Abstract:
Chronic granulomatous disease (CGD) is an immunodeficiency disorder characterized by
recurrent bacterial and fungal infections. The cause of CGD is defective neutrophil
function resulting from mutations in one of the seven components of the leukocyte
NADPH oxidase complex. The X-linked form is mediated by defects in CYBB encoding
Nox2 (also known as gp91), while the autosomal recessive forms are mediated by
mutations in CYBA encoding p22phox, NCF1 encoding p47phox, NCF2 encoding p67phox, and NCF4 encoding p40phox, which all make-up the major components of the NADPH oxidase. To function fully, these major components depend on RAC2 (encoded by
RAC2), a small GTPase of the Rho family, and EROS (encoded by CYBC1) a chaperone
of Nox2 that is essential for its expression. The aim of this study is to determine the
genetic, biochemical, and functional defects of CGD patients in Lebanon and other
Middle Eastern countries.
Twenty-one Lebanese and ten non-Lebanese patients who suffer from clinical symptoms
of CGD and who have defective NADPH oxidase function are included in this study. The
genetic basis of their disease was determined using next generation and Sanger
sequencing. The effects of the mutations on RNA synthesis and protein expression were
determined by RT-PCR and flow cytometry/immunoblotting, respectively. The
neutrophil function was determined using the dihydrorhodamine 123 (DHR) assay. The
phenotype and function of their T and B cells were determined by activation and flow cytometry.
The patients suffered from severe inflammation, bacterial, and fungal infections
associated with defective NADPH oxidase function, suggestive of CGD. Whole exome
sequencing (WES) of 10 patients from Lebanon revealed homozygous mutations in NCF2
and terminating hemizygous mutations in CYBB as the predominant alteration, whereas
3 non-Lebanese patients harbored homozygous deleterious mutations in CYBA, CYBB, or
NCF2. The remaining 18 patients suffered from defective NADPH oxidase function but
did not have a genetic diagnosis.
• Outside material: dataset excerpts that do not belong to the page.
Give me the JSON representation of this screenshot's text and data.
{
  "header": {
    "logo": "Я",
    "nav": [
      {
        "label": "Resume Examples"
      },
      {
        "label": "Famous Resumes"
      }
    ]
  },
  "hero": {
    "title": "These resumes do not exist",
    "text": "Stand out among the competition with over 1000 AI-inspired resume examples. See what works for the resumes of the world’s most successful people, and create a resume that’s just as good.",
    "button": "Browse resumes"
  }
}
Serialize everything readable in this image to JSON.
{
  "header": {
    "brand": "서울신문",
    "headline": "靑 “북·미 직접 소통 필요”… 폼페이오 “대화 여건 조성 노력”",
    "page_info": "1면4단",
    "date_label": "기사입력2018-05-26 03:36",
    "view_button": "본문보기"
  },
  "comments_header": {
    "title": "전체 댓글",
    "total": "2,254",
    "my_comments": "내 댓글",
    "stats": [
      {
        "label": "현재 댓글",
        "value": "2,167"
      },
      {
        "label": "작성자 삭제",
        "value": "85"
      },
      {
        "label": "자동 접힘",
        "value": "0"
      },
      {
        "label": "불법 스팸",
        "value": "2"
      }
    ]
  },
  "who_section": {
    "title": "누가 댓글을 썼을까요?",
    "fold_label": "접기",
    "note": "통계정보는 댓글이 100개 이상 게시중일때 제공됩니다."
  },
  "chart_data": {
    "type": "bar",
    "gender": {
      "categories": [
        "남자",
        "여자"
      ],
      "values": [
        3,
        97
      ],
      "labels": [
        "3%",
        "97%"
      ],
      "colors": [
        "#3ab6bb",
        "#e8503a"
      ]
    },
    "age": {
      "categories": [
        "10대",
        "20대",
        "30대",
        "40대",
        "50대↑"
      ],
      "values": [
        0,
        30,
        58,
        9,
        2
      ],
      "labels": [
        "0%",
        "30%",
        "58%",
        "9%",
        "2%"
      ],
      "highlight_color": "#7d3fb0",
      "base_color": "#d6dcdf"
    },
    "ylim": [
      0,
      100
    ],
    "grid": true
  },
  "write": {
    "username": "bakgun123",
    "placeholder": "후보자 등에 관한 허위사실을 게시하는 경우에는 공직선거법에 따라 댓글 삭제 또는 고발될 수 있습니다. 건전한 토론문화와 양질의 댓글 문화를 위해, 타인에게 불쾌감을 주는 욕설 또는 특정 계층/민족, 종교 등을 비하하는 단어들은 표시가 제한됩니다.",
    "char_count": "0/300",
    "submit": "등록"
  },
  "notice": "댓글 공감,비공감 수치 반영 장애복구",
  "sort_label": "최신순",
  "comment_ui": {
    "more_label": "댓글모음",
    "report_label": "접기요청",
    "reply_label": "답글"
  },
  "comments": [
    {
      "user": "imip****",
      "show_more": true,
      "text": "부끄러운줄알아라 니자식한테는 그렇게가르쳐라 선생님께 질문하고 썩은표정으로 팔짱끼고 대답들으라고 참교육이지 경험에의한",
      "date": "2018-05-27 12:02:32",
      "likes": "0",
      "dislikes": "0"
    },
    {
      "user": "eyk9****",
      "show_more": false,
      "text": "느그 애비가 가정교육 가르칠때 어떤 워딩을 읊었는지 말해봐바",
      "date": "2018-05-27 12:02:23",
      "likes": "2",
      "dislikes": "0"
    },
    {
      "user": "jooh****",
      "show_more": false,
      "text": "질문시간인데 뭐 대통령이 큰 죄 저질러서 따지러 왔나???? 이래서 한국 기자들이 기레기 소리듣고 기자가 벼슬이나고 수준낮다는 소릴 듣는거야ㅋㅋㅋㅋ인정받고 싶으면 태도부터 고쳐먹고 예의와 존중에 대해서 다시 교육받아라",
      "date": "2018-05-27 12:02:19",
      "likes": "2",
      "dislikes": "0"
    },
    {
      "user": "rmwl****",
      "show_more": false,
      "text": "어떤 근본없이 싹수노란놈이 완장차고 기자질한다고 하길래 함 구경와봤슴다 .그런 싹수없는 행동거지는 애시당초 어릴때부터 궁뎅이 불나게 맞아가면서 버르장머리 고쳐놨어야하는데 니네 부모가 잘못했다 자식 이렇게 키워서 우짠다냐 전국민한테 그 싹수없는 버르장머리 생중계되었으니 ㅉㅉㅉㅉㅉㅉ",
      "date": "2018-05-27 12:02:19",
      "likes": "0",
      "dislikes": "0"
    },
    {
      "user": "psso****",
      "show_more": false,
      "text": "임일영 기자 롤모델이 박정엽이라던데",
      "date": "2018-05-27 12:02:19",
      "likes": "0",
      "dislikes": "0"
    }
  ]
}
Intracellular staining of 4 components of the NADPH
oxidase complex (p22phox, p47phox, p67phox, and gp91) revealed absent p67phox in 2
genetically undiagnosed patients that were subsequently found to have a large deletion in
exon 5 and a splice site mutation in exon 3 of NCF2. Interestingly, the patients with absent
p67phox protein expression also showed a significant decrease in the levels of p47phox. A study of the adaptive branch of the immune system revealed normal patient T cell
phenotype with diminished proliferative potential. The percentage of memory B cells was highly diminished whereas B cell function was maintained. T-regulatory cells were
higher in percentage in the patients, with signs of increased activity.
In this work we identified deletions in NCF2 as the most prevalent genetic defect in the
patients studied using WES. Since WES is costly and time consuming, we tested the
possibility of using a biochemical approach to identify the NADPH oxidase protein
component that is absent in the patient, followed by targeted Sanger sequencing to
determine the nature of the mutation. This led to the identification of 2 additional patients
with deletions in the NCF2 gene encoding p67phox, confirming that it is the most common
mutation in CGD patients from Lebanon. We also observed that absence of p67phox results in a significant decrease in the levels of p47phox but not p22phox and Nox2, suggesting that the stability of p47phox is compromised in the absence of p67phox. Furthermore, our results indicate that p67phox deficiency does not only affect neutrophil function, but it also
variably affects lymphocyte homeostasis and function.